Personal information
- Born: 10 June 1892 Kelso, Scottish Borders, Great Britain
- Died: 26 July 1918 (aged 26) Albert, Somme, France
- Education: University of Cambridge
- Height: 1.73 m (5 ft 8 in)
- Weight: 66 kg (146 lb)

Sport
- Sport: Athletics
- Events: 100 m, 200 m
- Club: University of Cambridge

Achievements and titles
- Personal bests: 100 m – 10.7 (1913) 200 m – 22.1 (1913)

Medal record
Representing Great Britain
Olympic Games
| Gold medal – first place | 1912 Stockholm | 4 × 100 m relay |

= Henry Macintosh =

Scottish track and field athlete

Henry Maitland Macintosh (10 June 1892 – 26 July 1918) was a Scottish track and field athlete and winner of gold medal in 4 × 100 metres relay at the 1912 Summer Olympics.

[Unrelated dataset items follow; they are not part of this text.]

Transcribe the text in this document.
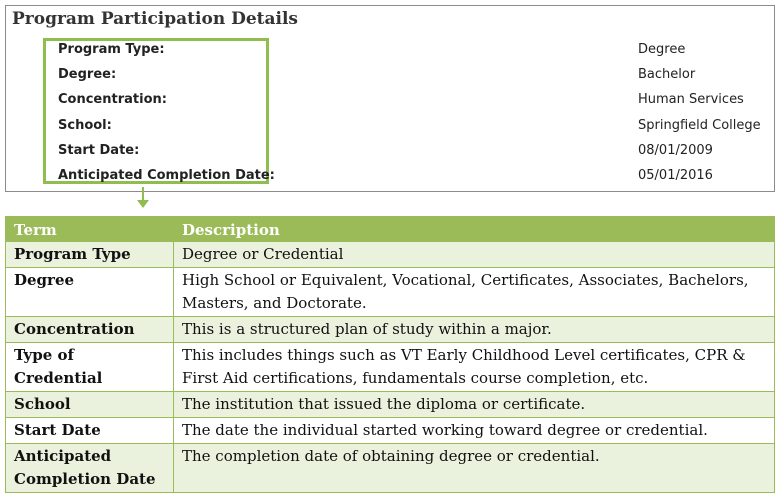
Program Participation Details
Program Type:	Degree
Degree:	Bachelor
Concentration:	Human Services
School:	Springfield College
Start Date:	08/01/2009
Anticipated Completion Date:	05/01/2016
Term	Description
Program Type	Degree or Credential
Degree	High School or Equivalent, Vocational, Certificates, Associates, Bachelors, Masters, and Doctorate.
Concentration	This is a structured plan of study within a major.
Type of Credential	This includes things such as VT Early Childhood Level certificates, CPR & First Aid certifications, fundamentals course completion, etc.
School	The institution that issued the diploma or certificate.
Start Date	The date the individual started working toward degree or credential.
Anticipated Completion Date	The completion date of obtaining degree or credential.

Macintosh was born in Kelso and educated at Glenalmond College and Corpus Christi College, Cambridge. A sprinter, at the Stockholm Olympic Games, he was eliminated in the first round of the 100 metres and did not finish in the semi-final of the 200 metres. He won a gold medal in the second leg in the British 4 × 100 m relay team despite finishing second after the United States in the semifinal. The United States was later disqualified for a fault in passing the baton – the same mistake was made in the final by the world record holder and main favourite German team.

In 1913, Macintosh served as president of the Cambridge University Athletics Club, won the Scottish title, and equalled the British record for over 100 yards. He ran his last competition in 1914 and left for South Africa. After the start of World War I, he was commissioned into the Argyll and Sutherland Highlanders. He died as a captain at age 26 from wounds. He was buried in Senlis French National Cemetery.